Con sus habilidades, aunque fuera una gran oleada, podría manejarla.

No pasó mucho tiempo antes de que los mutantes empezaran a atacarlos, tal como Peter había previsto.

La mayoría eran zombis débiles, pero también había algunos poderosos mezclados.

«Esto es perfecto, puedo ganar muchos Puntos de Pecado esta vez».

Vritra pensó. Creó flechas de sangre y empezó a dispararlas a la horda que se acercaba.

Sinmiedo y Onest empuñaban pistolas y disparaban como locos.

{Punto de Pecado obtenido: Mutante asesinado +49}

{Punto de Pecado obtenido: Mutante asesinado +51}

…

Los mensajes empezaron a aparecer ante Vritra, motivándolo a darlo todo.

Siguió usando el estallido espiritual para hacer explotar las cabezas de los mutantes o aturdir a los más fuertes.

Esta oleada era realmente grande.

Muchos otros soldados también usaban sus habilidades, lanzando ataques a larga distancia.

A medida que aumentaba su número, los mutantes empezaron a atacar el muro o incluso a trepar por él.

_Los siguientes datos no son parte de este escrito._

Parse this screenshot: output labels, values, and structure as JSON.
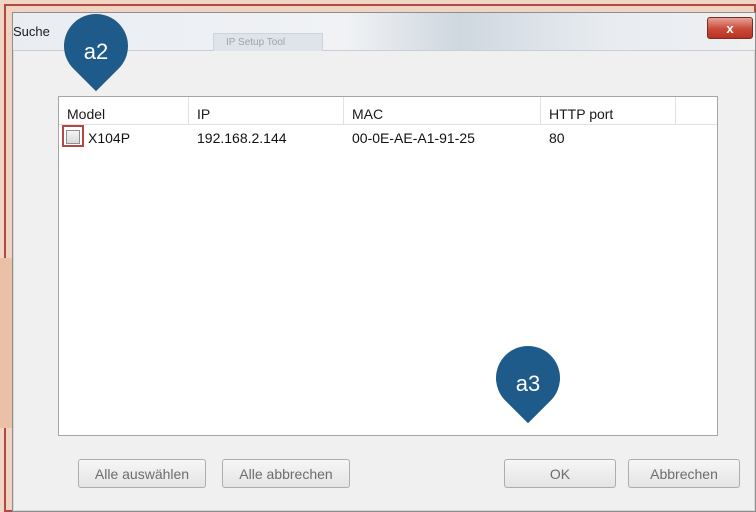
{
  "window": {
    "title": "Suche",
    "ghost_tab": "IP Setup Tool",
    "close_glyph": "x"
  },
  "listview": {
    "columns": [
      "Model",
      "IP",
      "MAC",
      "HTTP port"
    ],
    "rows": [
      {
        "model": "X104P",
        "ip": "192.168.2.144",
        "mac": "00-0E-AE-A1-91-25",
        "http_port": "80",
        "checked": false
      }
    ]
  },
  "buttons": {
    "select_all": "Alle auswählen",
    "cancel_all": "Alle abbrechen",
    "ok": "OK",
    "cancel": "Abbrechen"
  },
  "annotations": {
    "pin_a2": "a2",
    "pin_a3": "a3"
  },
  "colors": {
    "pin": "#1e5a8a",
    "highlight": "#b04848",
    "backdrop": "#f2d6c4"
  }
}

Vritra saltó abajo, haciéndolos pedazos, mientras usaba constantemente la manipulación de sangre y el estallido espiritual.

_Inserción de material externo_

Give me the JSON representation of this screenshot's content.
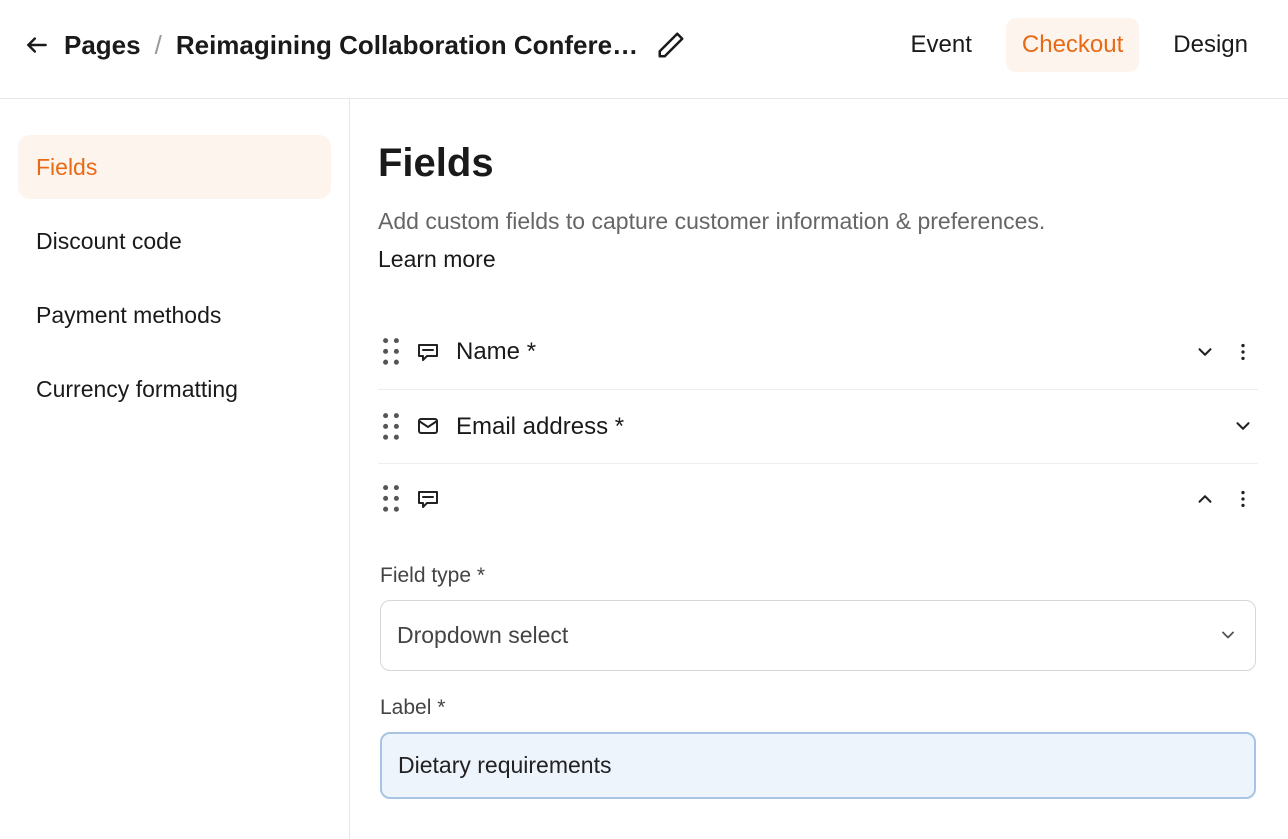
{
  "header": {
    "breadcrumb_root": "Pages",
    "breadcrumb_title": "Reimagining Collaboration Confere…",
    "tabs": [
      {
        "label": "Event",
        "active": false
      },
      {
        "label": "Checkout",
        "active": true
      },
      {
        "label": "Design",
        "active": false
      }
    ]
  },
  "sidebar": {
    "items": [
      {
        "label": "Fields",
        "active": true
      },
      {
        "label": "Discount code",
        "active": false
      },
      {
        "label": "Payment methods",
        "active": false
      },
      {
        "label": "Currency formatting",
        "active": false
      }
    ]
  },
  "page": {
    "title": "Fields",
    "subtitle": "Add custom fields to capture customer information & preferences.",
    "learn_more": "Learn more"
  },
  "fields": [
    {
      "icon": "message",
      "label": "Name *",
      "expanded": false,
      "has_menu": true
    },
    {
      "icon": "mail",
      "label": "Email address *",
      "expanded": false,
      "has_menu": false
    },
    {
      "icon": "message",
      "label": "",
      "expanded": true,
      "has_menu": true
    }
  ],
  "editor": {
    "field_type_label": "Field type *",
    "field_type_value": "Dropdown select",
    "label_label": "Label *",
    "label_value": "Dietary requirements"
  }
}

Los soldados estaban todos conmocionados por su actuación; era como una máquina de matar abandonada en medio de cientos de mutantes.

No importaba cuántos de los poderosos mutantes lo rodearan, los masacraba a todos.

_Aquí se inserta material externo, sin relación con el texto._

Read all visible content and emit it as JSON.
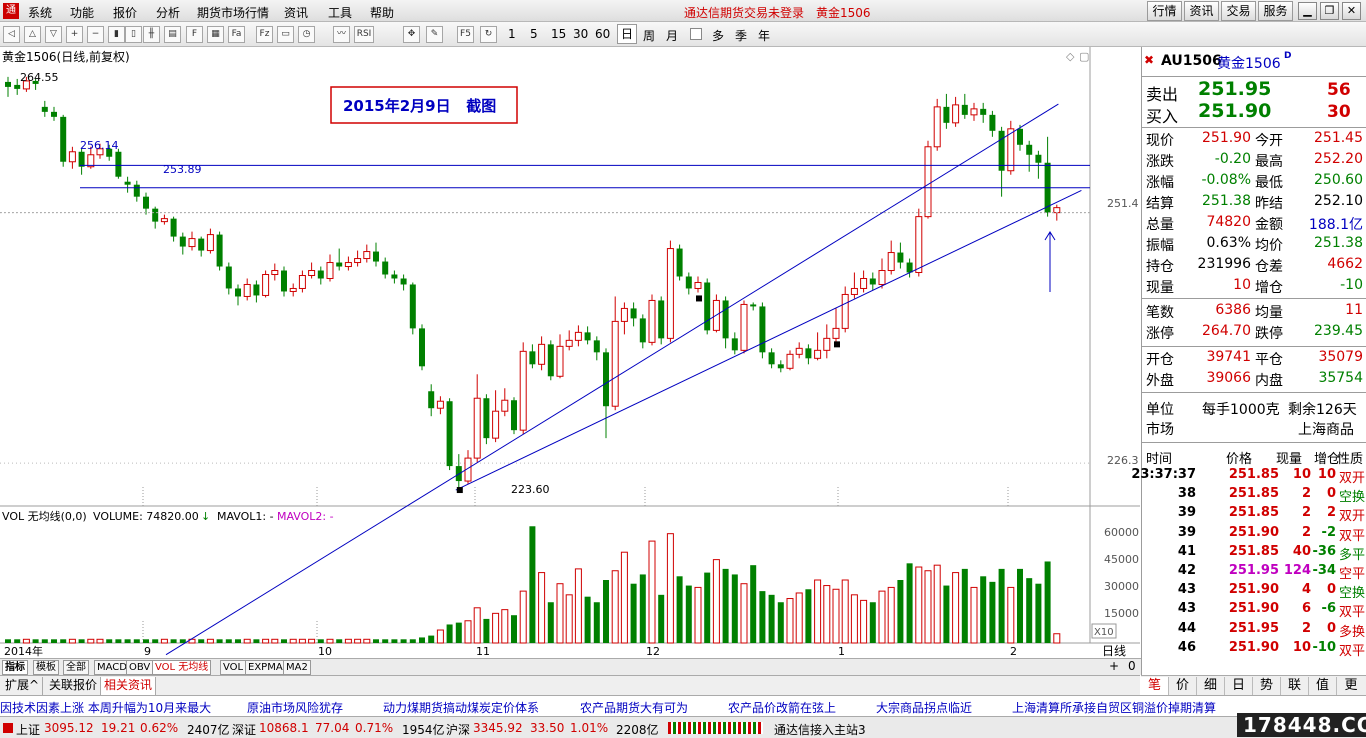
{
  "menubar": {
    "items": [
      "系统",
      "功能",
      "报价",
      "分析",
      "期货市场行情",
      "资讯",
      "工具",
      "帮助"
    ],
    "title": "通达信期货交易未登录",
    "contract_title": "黄金1506",
    "right_buttons": [
      "行情",
      "资讯",
      "交易",
      "服务"
    ]
  },
  "toolbar": {
    "periods": [
      "1",
      "5",
      "15",
      "30",
      "60",
      "日",
      "周",
      "月",
      "多",
      "季",
      "年"
    ]
  },
  "chart": {
    "title": "黄金1506(日线,前复权)",
    "annotation": "2015年2月9日   截图",
    "price_labels": {
      "high": "264.55",
      "low": "223.60",
      "line1": "256.14",
      "line2": "253.89"
    },
    "axis_ticks": [
      "251.4",
      "226.3"
    ],
    "vol_ticks": [
      "60000",
      "45000",
      "30000",
      "15000"
    ],
    "vol_scale": "X10",
    "x_labels": [
      "2014年",
      "9",
      "10",
      "11",
      "12",
      "1",
      "2"
    ],
    "vol_title": "VOL 无均线(0,0)",
    "vol_value": "VOLUME: 74820.00",
    "vol_arrow": "↓",
    "mavol1": "MAVOL1: -",
    "mavol2": "MAVOL2: -",
    "right_unit": "日线",
    "right_ctrl": [
      "+",
      "0"
    ]
  },
  "chart_data": {
    "type": "candlestick",
    "title": "黄金1506(日线,前复权)",
    "ylim": [
      222,
      268
    ],
    "candles": [
      [
        264.5,
        264.0,
        265.0,
        263.0
      ],
      [
        264.2,
        263.8,
        264.8,
        263.2
      ],
      [
        263.8,
        264.6,
        265.0,
        263.5
      ],
      [
        264.6,
        264.3,
        264.8,
        263.7
      ],
      [
        262.0,
        261.5,
        262.6,
        261.0
      ],
      [
        261.5,
        261.0,
        262.0,
        260.6
      ],
      [
        261.0,
        256.5,
        261.2,
        256.0
      ],
      [
        256.5,
        257.5,
        258.0,
        255.8
      ],
      [
        257.5,
        256.0,
        257.8,
        255.2
      ],
      [
        256.0,
        257.2,
        258.0,
        255.8
      ],
      [
        257.2,
        257.8,
        258.3,
        256.8
      ],
      [
        257.8,
        257.0,
        258.2,
        256.6
      ],
      [
        257.5,
        255.0,
        257.8,
        254.8
      ],
      [
        254.5,
        254.2,
        255.0,
        253.4
      ],
      [
        254.2,
        253.0,
        254.6,
        252.5
      ],
      [
        253.0,
        251.8,
        253.4,
        251.2
      ],
      [
        251.8,
        250.5,
        252.0,
        249.8
      ],
      [
        250.5,
        250.8,
        251.2,
        250.2
      ],
      [
        250.8,
        249.0,
        251.0,
        248.5
      ],
      [
        249.0,
        248.0,
        249.4,
        247.2
      ],
      [
        248.0,
        248.8,
        249.5,
        247.6
      ],
      [
        248.8,
        247.6,
        249.0,
        247.0
      ],
      [
        247.6,
        249.2,
        249.8,
        247.3
      ],
      [
        249.2,
        246.0,
        249.5,
        245.6
      ],
      [
        246.0,
        243.8,
        246.4,
        243.2
      ],
      [
        243.8,
        243.0,
        244.2,
        242.1
      ],
      [
        243.0,
        244.2,
        244.8,
        242.6
      ],
      [
        244.2,
        243.1,
        244.6,
        242.4
      ],
      [
        243.1,
        245.2,
        245.6,
        242.9
      ],
      [
        245.2,
        245.6,
        246.3,
        244.6
      ],
      [
        245.6,
        243.5,
        246.0,
        243.0
      ],
      [
        243.5,
        243.8,
        244.3,
        243.0
      ],
      [
        243.8,
        245.1,
        245.6,
        243.4
      ],
      [
        245.1,
        245.6,
        246.4,
        244.8
      ],
      [
        245.6,
        244.8,
        246.0,
        244.2
      ],
      [
        244.8,
        246.4,
        247.2,
        244.5
      ],
      [
        246.4,
        246.0,
        247.8,
        245.6
      ],
      [
        246.0,
        246.4,
        247.0,
        245.6
      ],
      [
        246.4,
        246.8,
        247.6,
        246.0
      ],
      [
        246.8,
        247.5,
        248.2,
        246.4
      ],
      [
        247.5,
        246.5,
        248.4,
        246.0
      ],
      [
        246.5,
        245.2,
        246.9,
        244.8
      ],
      [
        245.2,
        244.8,
        245.6,
        244.3
      ],
      [
        244.8,
        244.2,
        245.2,
        243.6
      ],
      [
        244.2,
        239.8,
        244.4,
        239.2
      ],
      [
        239.8,
        236.0,
        240.2,
        235.6
      ],
      [
        233.5,
        231.8,
        234.2,
        231.0
      ],
      [
        231.8,
        232.5,
        233.0,
        231.2
      ],
      [
        232.5,
        226.0,
        232.8,
        225.6
      ],
      [
        226.0,
        224.5,
        227.2,
        223.6
      ],
      [
        224.5,
        226.8,
        227.6,
        224.2
      ],
      [
        226.8,
        232.8,
        235.2,
        226.4
      ],
      [
        232.8,
        228.8,
        233.2,
        228.2
      ],
      [
        228.8,
        231.5,
        233.6,
        228.4
      ],
      [
        231.5,
        232.6,
        233.8,
        231.0
      ],
      [
        232.6,
        229.6,
        232.9,
        229.2
      ],
      [
        229.6,
        237.5,
        238.4,
        229.2
      ],
      [
        237.5,
        236.2,
        238.2,
        235.8
      ],
      [
        236.2,
        238.2,
        239.0,
        235.6
      ],
      [
        238.2,
        235.0,
        238.6,
        234.6
      ],
      [
        235.0,
        238.0,
        239.2,
        234.8
      ],
      [
        238.0,
        238.6,
        239.6,
        237.6
      ],
      [
        238.6,
        239.4,
        240.1,
        238.0
      ],
      [
        239.4,
        238.6,
        240.0,
        238.2
      ],
      [
        238.6,
        237.4,
        239.0,
        236.6
      ],
      [
        237.4,
        232.0,
        237.8,
        228.8
      ],
      [
        232.0,
        240.5,
        243.0,
        231.6
      ],
      [
        240.5,
        241.8,
        242.4,
        239.2
      ],
      [
        241.8,
        240.8,
        242.4,
        240.0
      ],
      [
        240.8,
        238.4,
        241.2,
        237.8
      ],
      [
        238.4,
        242.6,
        243.2,
        238.1
      ],
      [
        242.6,
        238.8,
        243.0,
        238.2
      ],
      [
        238.8,
        247.8,
        248.6,
        238.4
      ],
      [
        247.8,
        245.0,
        248.2,
        244.6
      ],
      [
        245.0,
        243.8,
        245.4,
        243.2
      ],
      [
        243.8,
        244.4,
        245.0,
        243.4
      ],
      [
        244.4,
        239.6,
        244.8,
        239.2
      ],
      [
        239.6,
        242.6,
        243.2,
        239.4
      ],
      [
        242.6,
        238.8,
        243.0,
        237.8
      ],
      [
        238.8,
        237.6,
        239.4,
        237.2
      ],
      [
        237.6,
        242.2,
        242.6,
        237.3
      ],
      [
        242.2,
        242.0,
        242.4,
        241.6
      ],
      [
        242.0,
        237.4,
        242.4,
        236.8
      ],
      [
        237.4,
        236.2,
        237.8,
        235.8
      ],
      [
        236.2,
        235.8,
        236.6,
        235.4
      ],
      [
        235.8,
        237.2,
        237.6,
        235.6
      ],
      [
        237.2,
        237.8,
        238.4,
        236.8
      ],
      [
        237.8,
        236.8,
        238.2,
        236.2
      ],
      [
        236.8,
        237.6,
        239.4,
        236.6
      ],
      [
        237.6,
        238.8,
        240.2,
        236.8
      ],
      [
        238.8,
        239.8,
        241.8,
        238.4
      ],
      [
        239.8,
        243.2,
        244.0,
        239.4
      ],
      [
        243.2,
        243.8,
        245.4,
        242.8
      ],
      [
        243.8,
        244.8,
        245.6,
        243.4
      ],
      [
        244.8,
        244.2,
        245.4,
        243.6
      ],
      [
        244.2,
        245.6,
        246.8,
        243.8
      ],
      [
        245.6,
        247.4,
        248.6,
        245.2
      ],
      [
        247.4,
        246.4,
        248.4,
        245.8
      ],
      [
        246.4,
        245.4,
        246.8,
        244.9
      ],
      [
        245.4,
        251.0,
        251.8,
        245.0
      ],
      [
        251.0,
        258.0,
        258.6,
        250.8
      ],
      [
        258.0,
        262.0,
        262.8,
        257.6
      ],
      [
        262.0,
        260.4,
        263.3,
        259.8
      ],
      [
        260.4,
        262.2,
        263.0,
        260.0
      ],
      [
        262.2,
        261.2,
        263.3,
        260.8
      ],
      [
        261.2,
        261.8,
        262.4,
        260.6
      ],
      [
        261.8,
        261.2,
        262.4,
        260.4
      ],
      [
        261.2,
        259.6,
        261.6,
        259.0
      ],
      [
        259.6,
        255.6,
        260.0,
        253.0
      ],
      [
        255.6,
        259.8,
        260.6,
        255.2
      ],
      [
        259.8,
        258.2,
        260.2,
        257.6
      ],
      [
        258.2,
        257.2,
        258.6,
        255.5
      ],
      [
        257.2,
        256.4,
        257.6,
        254.8
      ],
      [
        256.4,
        251.4,
        259.0,
        251.0
      ],
      [
        251.4,
        251.9,
        252.2,
        250.6
      ]
    ],
    "volumes": [
      2,
      2,
      2,
      2,
      2,
      2,
      2,
      2,
      2,
      2,
      2,
      2,
      2,
      2,
      2,
      2,
      2,
      2,
      2,
      2,
      2,
      2,
      2,
      2,
      2,
      2,
      2,
      2,
      2,
      2,
      2,
      2,
      2,
      2,
      2,
      2,
      2,
      2,
      2,
      2,
      2,
      2,
      2,
      2,
      2,
      3,
      4,
      7,
      10,
      11,
      12,
      19,
      13,
      16,
      18,
      15,
      28,
      63,
      38,
      22,
      32,
      26,
      40,
      25,
      22,
      34,
      39,
      49,
      32,
      37,
      55,
      26,
      59,
      36,
      31,
      30,
      38,
      45,
      40,
      37,
      32,
      42,
      28,
      26,
      22,
      24,
      27,
      29,
      34,
      31,
      29,
      34,
      26,
      23,
      22,
      28,
      30,
      34,
      43,
      41,
      39,
      42,
      31,
      38,
      40,
      30,
      36,
      33,
      40,
      30,
      40,
      35,
      32,
      44,
      5
    ],
    "volume_unit": "X10",
    "vol_ylim": [
      0,
      68
    ],
    "horizontal_lines": [
      256.14,
      253.89
    ],
    "current_price_level": 251.4,
    "channel_upper": [
      [
        56,
        229
      ],
      [
        114,
        262
      ]
    ],
    "channel_lower": [
      [
        49,
        223.6
      ],
      [
        114,
        252.3
      ]
    ]
  },
  "quote": {
    "code": "AU1506",
    "name": "黄金1506",
    "sell_label": "卖出",
    "sell_price": "251.95",
    "sell_vol": "56",
    "buy_label": "买入",
    "buy_price": "251.90",
    "buy_vol": "30",
    "rows": [
      [
        "现价",
        "251.90",
        "今开",
        "251.45",
        "red",
        "red"
      ],
      [
        "涨跌",
        "-0.20",
        "最高",
        "252.20",
        "grn",
        "red"
      ],
      [
        "涨幅",
        "-0.08%",
        "最低",
        "250.60",
        "grn",
        "grn"
      ],
      [
        "结算",
        "251.38",
        "昨结",
        "252.10",
        "grn",
        "blk"
      ],
      [
        "总量",
        "74820",
        "金额",
        "188.1亿",
        "red",
        "blu"
      ],
      [
        "振幅",
        "0.63%",
        "均价",
        "251.38",
        "blk",
        "grn"
      ],
      [
        "持仓",
        "231996",
        "仓差",
        "4662",
        "blk",
        "red"
      ],
      [
        "现量",
        "10",
        "增仓",
        "-10",
        "red",
        "grn"
      ]
    ],
    "rows2": [
      [
        "笔数",
        "6386",
        "均量",
        "11",
        "red",
        "red"
      ],
      [
        "涨停",
        "264.70",
        "跌停",
        "239.45",
        "red",
        "grn"
      ]
    ],
    "rows3": [
      [
        "开仓",
        "39741",
        "平仓",
        "35079",
        "red",
        "red"
      ],
      [
        "外盘",
        "39066",
        "内盘",
        "35754",
        "red",
        "grn"
      ]
    ],
    "unit_label": "单位",
    "unit_value": "每手1000克",
    "remain": "剩余126天",
    "market_label": "市场",
    "market_value": "上海商品",
    "tick_headers": [
      "时间",
      "价格",
      "现量",
      "增仓",
      "性质"
    ],
    "ticks": [
      [
        "23:37:37",
        "251.85",
        "10",
        "10",
        "双开",
        "red",
        "red",
        "red"
      ],
      [
        "38",
        "251.85",
        "2",
        "0",
        "空换",
        "red",
        "red",
        "grn"
      ],
      [
        "39",
        "251.85",
        "2",
        "2",
        "双开",
        "red",
        "red",
        "red"
      ],
      [
        "39",
        "251.90",
        "2",
        "-2",
        "双平",
        "red",
        "grn",
        "red"
      ],
      [
        "41",
        "251.85",
        "40",
        "-36",
        "多平",
        "red",
        "grn",
        "grn"
      ],
      [
        "42",
        "251.95",
        "124",
        "-34",
        "空平",
        "mag",
        "grn",
        "red"
      ],
      [
        "43",
        "251.90",
        "4",
        "0",
        "空换",
        "red",
        "red",
        "grn"
      ],
      [
        "43",
        "251.90",
        "6",
        "-6",
        "双平",
        "red",
        "grn",
        "red"
      ],
      [
        "44",
        "251.95",
        "2",
        "0",
        "多换",
        "red",
        "red",
        "red"
      ],
      [
        "46",
        "251.90",
        "10",
        "-10",
        "双平",
        "red",
        "grn",
        "red"
      ]
    ]
  },
  "tabs": [
    "指标",
    "模板",
    "全部",
    "MACD",
    "OBV",
    "VOL 无均线",
    "VOL",
    "EXPMA",
    "MA2"
  ],
  "tabs2": [
    "扩展^",
    "关联报价",
    "相关资讯"
  ],
  "rtabs": [
    "笔",
    "价",
    "细",
    "日",
    "势",
    "联",
    "值",
    "更"
  ],
  "news": [
    "因技术因素上涨 本周升幅为10月来最大",
    "原油市场风险犹存",
    "动力煤期货搞动煤炭定价体系",
    "农产品期货大有可为",
    "农产品价改箭在弦上",
    "大宗商品拐点临近",
    "上海清算所承接自贸区铜溢价掉期清算"
  ],
  "status": {
    "sh_label": "上证",
    "sh_val": "3095.12",
    "sh_chg": "19.21",
    "sh_pct": "0.62%",
    "sh_amt": "2407亿",
    "sz_label": "深证",
    "sz_val": "10868.1",
    "sz_chg": "77.04",
    "sz_pct": "0.71%",
    "sz_amt": "1954亿",
    "hs_label": "沪深",
    "hs_val": "3345.92",
    "hs_chg": "33.50",
    "hs_pct": "1.01%",
    "hs_amt": "2208亿",
    "conn": "通达信接入主站3",
    "logo": "178448.COM"
  }
}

Mientras, Vritra solo se centraba en ganar Puntos de Pecado.

No pasó mucho tiempo antes de que el número de mutantes disminuyera enormemente, pero la batalla había durado más de lo que esperaban.

El tiempo pasó tan rápido que, para cuando terminaron de limpiar a los mutantes rezagados, el cielo ya se estaba oscureciendo.

—Muchas gracias por tu ayuda. Si no fuera por ti, no sé si habríamos podido sobrevivir aquí.

El general le dio las gracias. Ahora, incluso todos los soldados lo miraban con respeto.

Antes no estaban seguros de la confianza que Peter depositaba en Vritra, pero ahora sabían lo fuerte que era.

Vritra regresó al campamento, donde sus esposas ya habían preparado la cena.

El grupo de diez comió junto, mientras Vritra compartía las noticias de su batalla.

Había decidido no llevar a sus esposas a la batalla por varias razones.

—Esposo, ahora que este lugar es seguro, creo que deberíamos irnos lo antes posible —dijo Yasmine.

Vritra asintió: —Yo también siento que algo va mal en este lugar.

—Zorrita, ven conmigo más tarde por la noche, me gustaría echar un vistazo a este lugar.

—De acuerdo, Maestro. —Maeve asintió, bebiendo la sopa caliente.

Luego añadió: —Nos iremos mañana a primera hora.

Charlaron de varias cosas y pronto terminaron la cena.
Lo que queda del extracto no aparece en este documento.